Per salutarvi passo per una constatazione: sapete che noi italiani siamo uno dei popoli che in assoluto paga meno l’abbonamento di 9,90 miseri euro mensili per avere tutta la musica del mondo? Siamo il popolo che accetta le pubblicità pur di non pagare. Quale futuro per un gruppo rock italiano, che non può godere degli agi di essere inglese (propongo questa proporzione, mettendo in conto di inorridire qualche rosicone: Marlene Kuntz sta all’Italia come PJ Harvey sta all’Inghilterra; bene: a parità di risultati raggiunti fossimo inglesi saremmo rockstar mondiali, e gli agi che ne trarremmo li potete facilmente intuire), e che ha a che fare con un popolo poco propenso a devolvere 9,90 euro al mese, ma è per contro disponibile a massacrarti di insulti e risolini se non fai la musica come piace a lui e se ti fai prestare un’auto per fare i tour? Lascio la domanda sospesa…

E infine un invito a chi è interessato a me e ai Marlene: nonostante tutto è bene che prendiate l’abitudine di andare anche su Spotify ad ascoltarci (e non solo su YouTube, per dire): comprate i nostri dischi (in primis) e poi ascoltateci anche su Spotify, e metteteci in tutte le playlist del mondo. Servirà a poco, ma servirà. Grazie.

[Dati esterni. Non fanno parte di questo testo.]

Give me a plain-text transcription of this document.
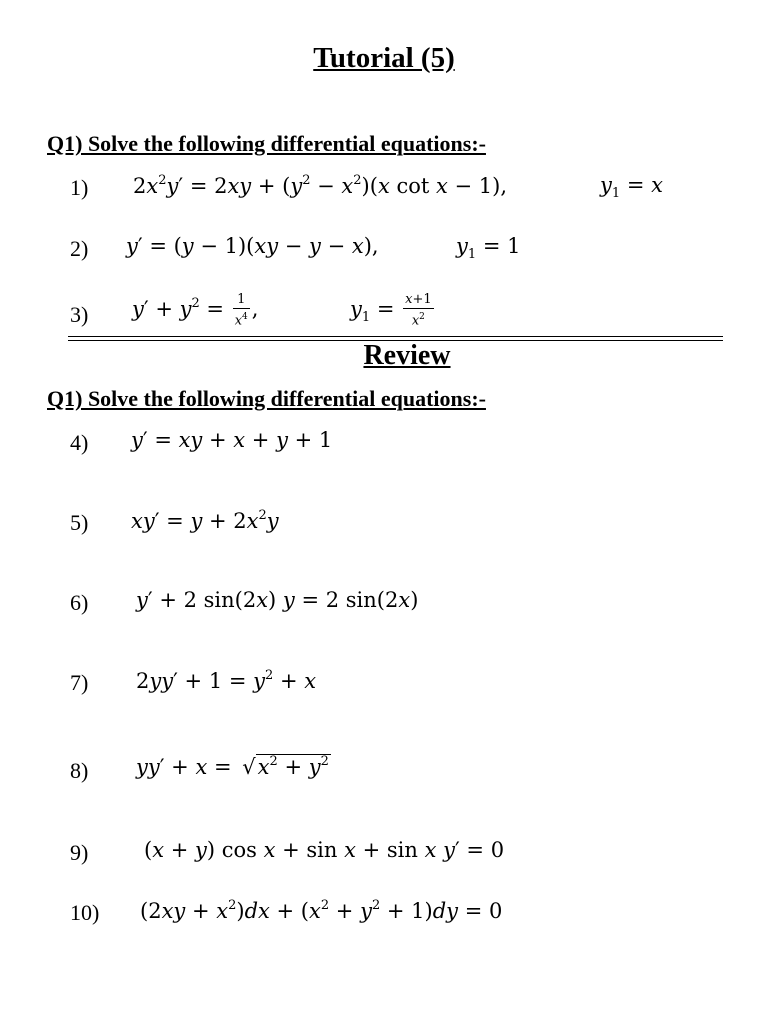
Tutorial (5)
Q1) Solve the following differential equations:-
1) $2x^2y' = 2xy + (y^2 - x^2)(x$ cot x − 1),	$y_1 = x$
2) y′ = (y − 1)(xy − y − x),	$y_1 = 1$
3) $y' + y^2 = \frac{1}{x^4}$ ,	$y_1 = \frac{x+1}{x^2}$
Review
Q1) Solve the following differential equations:-
4) y′ = xy + x + y + 1
5) $xy' = y + 2x^2y$
6) y′ + 2 sin(2x) y = 2 sin(2x)
7) $2yy' + 1 = y^2 + x$
8) $yy' + x = √x^2 + y^2$
9)	(x + y) cos x + sin x + sin x y′ = 0
10) $(2xy + x^2)dx + (x^2 + y^2 + 1)dy = 0$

PS “Sì, ma i live…”, dice quello. Ne parliamo un’altra volta. Per l’intanto pensate al Covid, e ai danni alla categoria con il divieto di suonare live.

PS2: So che esiste un decreto/direttiva sul copyright europeo che dà ordine a ogni singolo Paese della comunità europea per recepirlo: credo sia in attesa di attuazione. A me sembra, da quel che mi pare di aver capito, che il tipo di premura che si pensa di adottare con quel decreto per mitigare gli effetti disastrosi di cui vi ho detto fin qua, proponga soluzioni del tutto inadatte al cambio radicale che servirebbe. Ma per come la vedo io il cambio radicale prevederebbe probabilmente un ribaltamento dell’essenza stessa di Internet, che con la sua assenza di regole, in realtà e per l’appunto, è da qualche decennio che ci sta semplicemente fottendo.